By: Private Equity News – Private equity firms that back oil and gas businesses are becoming increasingly vocal about the role the sector can play as the world shifts to cleaner energy — and they are using the current energy crisis to make their point.
Energy-focused firms including NGP Energy Capital Management, Pickering Energy Partners, and Quantum Energy Partners have been sending articles, reports, and presentations to investors highlighting the importance of oil and natural gas during the transition to renewables. The effort comes as investors continue putting less money into fossil fuels.
The private equity firms argue that the renewable energy sector cannot expand capacity quickly enough to attain net-zero emissions by 2050, a common goal shared by the US government and various big companies.
The world would do better, the private equity firms say, if the US continued supplying a big portion of the oil and natural gas it needs — avoiding a production shift to countries with looser environmental standards — while investing in systems that capture and store carbon dioxide to reduce emissions in the sector.

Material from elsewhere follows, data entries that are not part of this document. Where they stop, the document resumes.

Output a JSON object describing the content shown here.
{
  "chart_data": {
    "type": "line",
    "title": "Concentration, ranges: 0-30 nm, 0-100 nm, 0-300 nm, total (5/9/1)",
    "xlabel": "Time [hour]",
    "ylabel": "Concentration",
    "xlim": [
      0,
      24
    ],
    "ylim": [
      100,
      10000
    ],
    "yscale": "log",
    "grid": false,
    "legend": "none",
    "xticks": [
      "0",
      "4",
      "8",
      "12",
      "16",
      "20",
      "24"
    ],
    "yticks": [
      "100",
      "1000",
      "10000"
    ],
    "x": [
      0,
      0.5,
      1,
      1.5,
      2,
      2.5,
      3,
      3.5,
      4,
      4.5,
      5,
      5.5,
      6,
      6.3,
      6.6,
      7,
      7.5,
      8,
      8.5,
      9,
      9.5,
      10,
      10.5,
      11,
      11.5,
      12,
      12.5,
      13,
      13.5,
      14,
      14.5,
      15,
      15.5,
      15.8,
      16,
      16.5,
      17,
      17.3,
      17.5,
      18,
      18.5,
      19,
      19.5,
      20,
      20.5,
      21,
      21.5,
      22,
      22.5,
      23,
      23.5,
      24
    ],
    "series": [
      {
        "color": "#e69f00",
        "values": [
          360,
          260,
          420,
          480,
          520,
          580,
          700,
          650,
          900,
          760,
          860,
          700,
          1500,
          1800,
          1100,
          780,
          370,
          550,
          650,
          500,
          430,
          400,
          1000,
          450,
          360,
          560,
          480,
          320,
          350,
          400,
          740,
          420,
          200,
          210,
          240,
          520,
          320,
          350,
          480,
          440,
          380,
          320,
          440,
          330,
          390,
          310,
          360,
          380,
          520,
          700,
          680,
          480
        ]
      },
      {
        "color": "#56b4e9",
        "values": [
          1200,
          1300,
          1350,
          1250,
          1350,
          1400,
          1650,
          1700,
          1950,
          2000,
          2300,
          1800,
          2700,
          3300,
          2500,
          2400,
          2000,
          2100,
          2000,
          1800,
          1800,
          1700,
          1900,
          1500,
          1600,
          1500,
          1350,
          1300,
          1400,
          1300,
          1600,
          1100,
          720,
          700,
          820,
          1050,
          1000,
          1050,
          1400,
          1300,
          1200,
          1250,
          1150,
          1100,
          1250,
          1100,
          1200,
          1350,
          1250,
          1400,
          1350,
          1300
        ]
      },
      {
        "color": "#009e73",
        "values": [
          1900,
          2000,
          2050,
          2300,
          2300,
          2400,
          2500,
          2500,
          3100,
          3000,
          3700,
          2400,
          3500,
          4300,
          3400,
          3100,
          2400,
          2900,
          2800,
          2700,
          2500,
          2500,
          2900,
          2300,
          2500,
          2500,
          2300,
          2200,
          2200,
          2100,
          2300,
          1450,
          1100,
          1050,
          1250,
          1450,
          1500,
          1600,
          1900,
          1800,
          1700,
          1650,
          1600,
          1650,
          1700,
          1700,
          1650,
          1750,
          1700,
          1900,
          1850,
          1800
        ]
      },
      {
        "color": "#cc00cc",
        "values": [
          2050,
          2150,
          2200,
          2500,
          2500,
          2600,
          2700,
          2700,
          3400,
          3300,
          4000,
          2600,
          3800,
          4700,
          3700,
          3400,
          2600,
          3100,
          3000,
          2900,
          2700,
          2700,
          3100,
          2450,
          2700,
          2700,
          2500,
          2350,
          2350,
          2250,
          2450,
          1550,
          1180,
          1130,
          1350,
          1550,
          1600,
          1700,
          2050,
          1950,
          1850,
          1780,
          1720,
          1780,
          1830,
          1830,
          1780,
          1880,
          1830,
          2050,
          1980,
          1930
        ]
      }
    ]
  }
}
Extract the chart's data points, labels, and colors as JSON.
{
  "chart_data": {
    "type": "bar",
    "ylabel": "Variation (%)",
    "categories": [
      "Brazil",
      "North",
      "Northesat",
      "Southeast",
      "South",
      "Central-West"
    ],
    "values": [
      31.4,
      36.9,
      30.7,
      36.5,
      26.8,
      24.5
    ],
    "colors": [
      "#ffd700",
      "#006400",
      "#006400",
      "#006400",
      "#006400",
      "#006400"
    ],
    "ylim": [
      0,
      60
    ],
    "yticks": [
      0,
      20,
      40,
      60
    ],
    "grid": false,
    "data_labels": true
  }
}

Relying too much on renewable energy sources has risks, the private equity firms say, pointing to how natural gas shortages and weak winds led to high energy prices in Europe last year, even before Russia’s invasion of Ukraine this February. Natural gas prices soared further after Moscow recently slashed exports to Europe, an effort to split the Western coalition opposing Russia’s Ukraine invasion, energy specialists say.
“We need to quit just focusing on replacing all hydrocarbons with wind and solar. We’ve got to ask ourselves, ‘What’s practical? What can we really do?’” said Wil VanLoh, chief executive of Houston-based Quantum. He added that the world has never experienced a complete energy transition before but instead added new sources of energy over time. “It’s kind of make-believe to think that we can actually replace three forms of energy this time,” VanLoh said, referring to coal, oil, and natural gas.
Pension funds, endowments, and other institutional investors are increasingly moving away from fossil-fuel-related assets, often under pressure from environmental activists and their own constituencies. Private equity firms raised a total of $2.98bn across seven oil-and-gas-focused funds in the US in the first half of this year, 40% less than the total of $5bn they collected across 12 such funds in the year-earlier period, according to research provider Preqin.
The private equity firms striving to persuade investors not to abandon the oil and gas sector are certainly defending their economic interests. But their leaders say they are also reacting to what they consider misconceptions about a sector that, they say, is critical to providing the world with the low-cost energy it will need on its path to net-zero emissions.
Many investors agree that investing in energy assets beyond renewables is still necessary, consultants and investors said.
“I think that a lot of private equity investors recognize that the energy transition is going to take a while,” said Matt Garfunkle, a partner at London-based Pantheon Ventures, an investor in private capital funds. Garfunkle added, however, that appetite for oil and gas funds remains muted as investors largely prefer to back businesses that are expanding their “green side”.
He pointed to Pantheon’s recent investment in a fund that backed power company Calpine, which operates many natural-gas-fired plants and builds solar and wind projects.
Oil-and-gas-focused private equity firms are also increasing their investments in clean energy businesses as they try to win over investors while pointing out their efforts to reduce carbon emissions across their portfolios. For example, NGP-backed oil-and-gas companies recorded a drop of 14% in direct emissions and 40% in methane intensity last year, according to a recent article that NGP sent to all its investors. Other such firms, particularly Kimmeridge Energy Management, argue that the oil-and-gas sector itself must change if it wants to continue attracting capital. One important step would be to set its own net-zero goal, according to the New York firm. In a recent white paper, Kimmeridge called for the sector, among other actions, to electrify operations, reduce flaring and use carbon credits to achieve net-zero emissions by 2030.
“We don’t have an oil and gas problem. We have a carbon emissions problem,” said Kimmeridge managing partner Ben Dell. “If we took the emissions out of the oil-and-gas industry, there’s no reason why we shouldn’t support it.”